Since the cache is distributed, the MDS must take great care to ensure that no client holds capabilities that may conflict with other clients' capabilities, or operations that it does itself. This allows cephfs clients to rely on much greater cache coherence than a filesystem like NFS, where the client may cache data and metadata beyond the point where it has changed on the server.

Client Metadata Requests

When a client needs to query/change inode metadata or perform an operation on a directory, it has two options. It can make a request to the MDS directly, or serve the information out of its cache. With CephFS, the latter is only possible if the client has the necessary caps.

Clients can send simple requests to the MDS to query or request changes to certain metadata. The replies to these requests may also grant the client a certain set of caps for the inode, allowing it to perform subsequent requests without consulting the MDS.

Clients can also request caps directly from the MDS, which is necessary in order to read or write file data.

Distributed Locks in an MDS Cluster

When an MDS wants to read or change information about an inode, it must gather the appropriate locks for it. The MDS cluster may have a series of different types of locks on the given inode and each MDS may have disjoint sets of locks.

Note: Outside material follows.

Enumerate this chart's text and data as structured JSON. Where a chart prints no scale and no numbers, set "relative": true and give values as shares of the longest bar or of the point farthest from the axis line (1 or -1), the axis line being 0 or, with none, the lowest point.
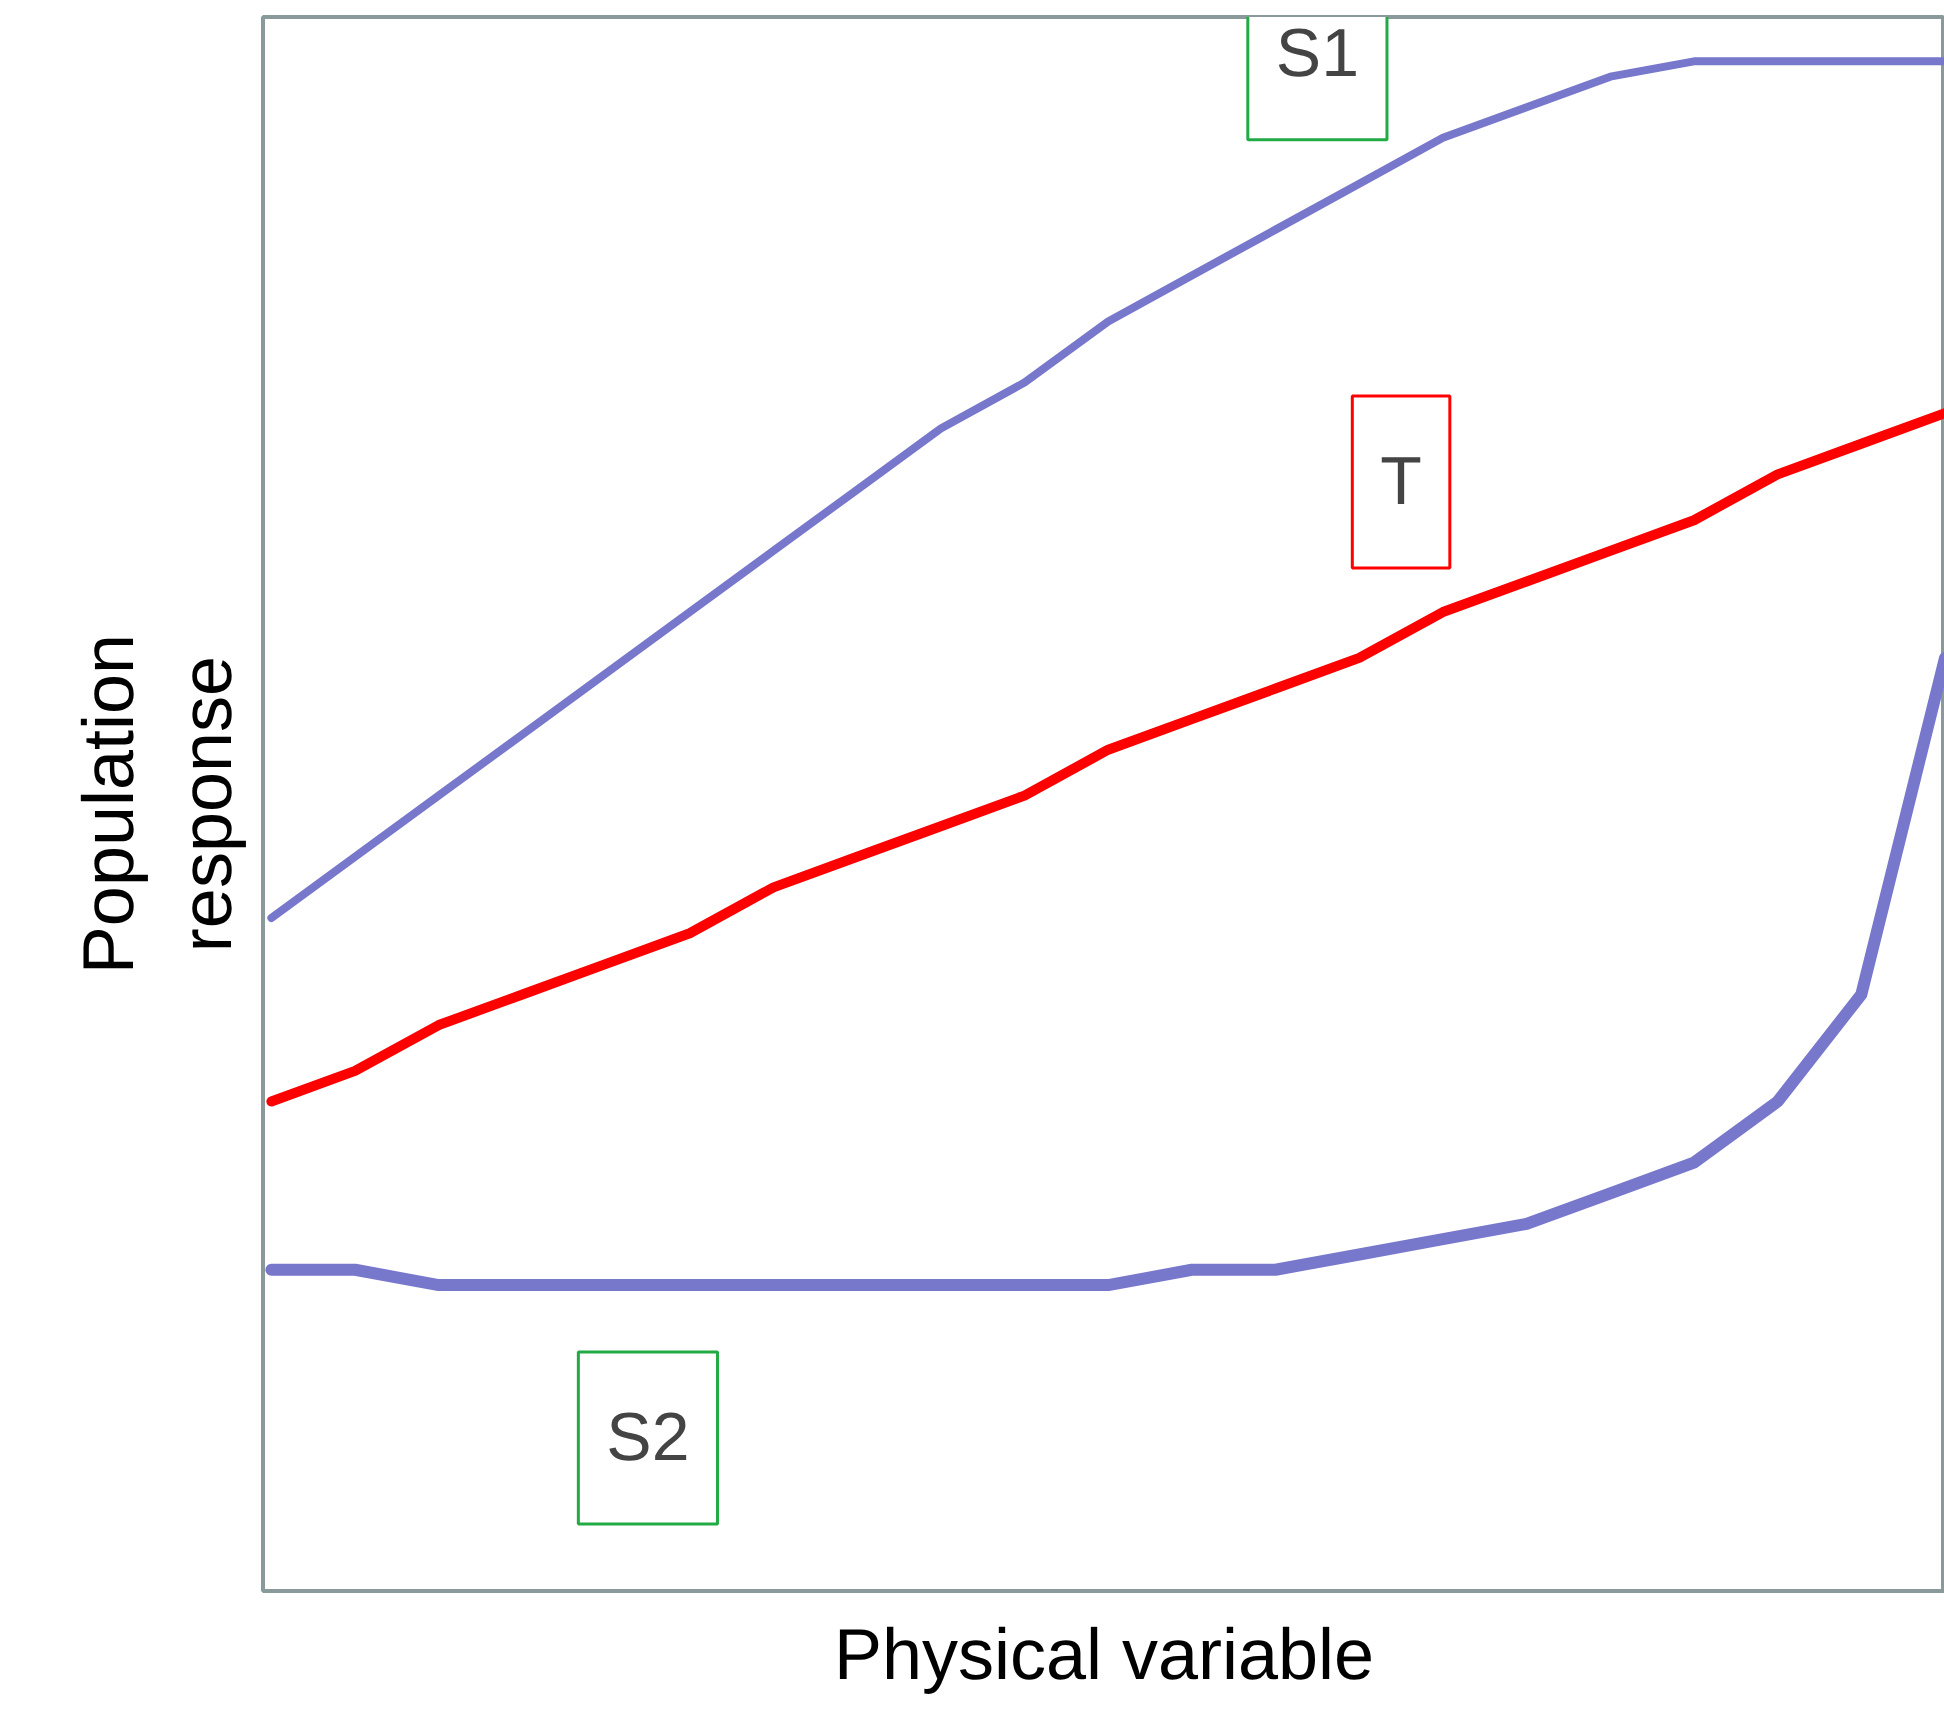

If there are outstanding caps that would conflict with these locks, then they must be revoked before the lock can be acquired. Once the competing caps are returned to the MDS, then it can get the locks and do the operation.

On a filesystem served by multiple MDS', the metadata cache is also distributed among the MDS' in the cluster. For every inode, at any given time, only one MDS in the cluster is considered authoritative. Any requests to change that inode must be done by the authoritative MDS, though non-authoritative MDS can forward requests to the authoritative one.

Non-auth MDS' can also obtain read locks that prevent the auth MDS from changing the data until the lock is dropped, so that they can serve inode info to the clients.

The auth MDS for an inode can change over time as well. The MDS' will actively balance responsibility for the inode cache amongst themselves, but this can be overridden by pinning certain subtrees to a single MDS.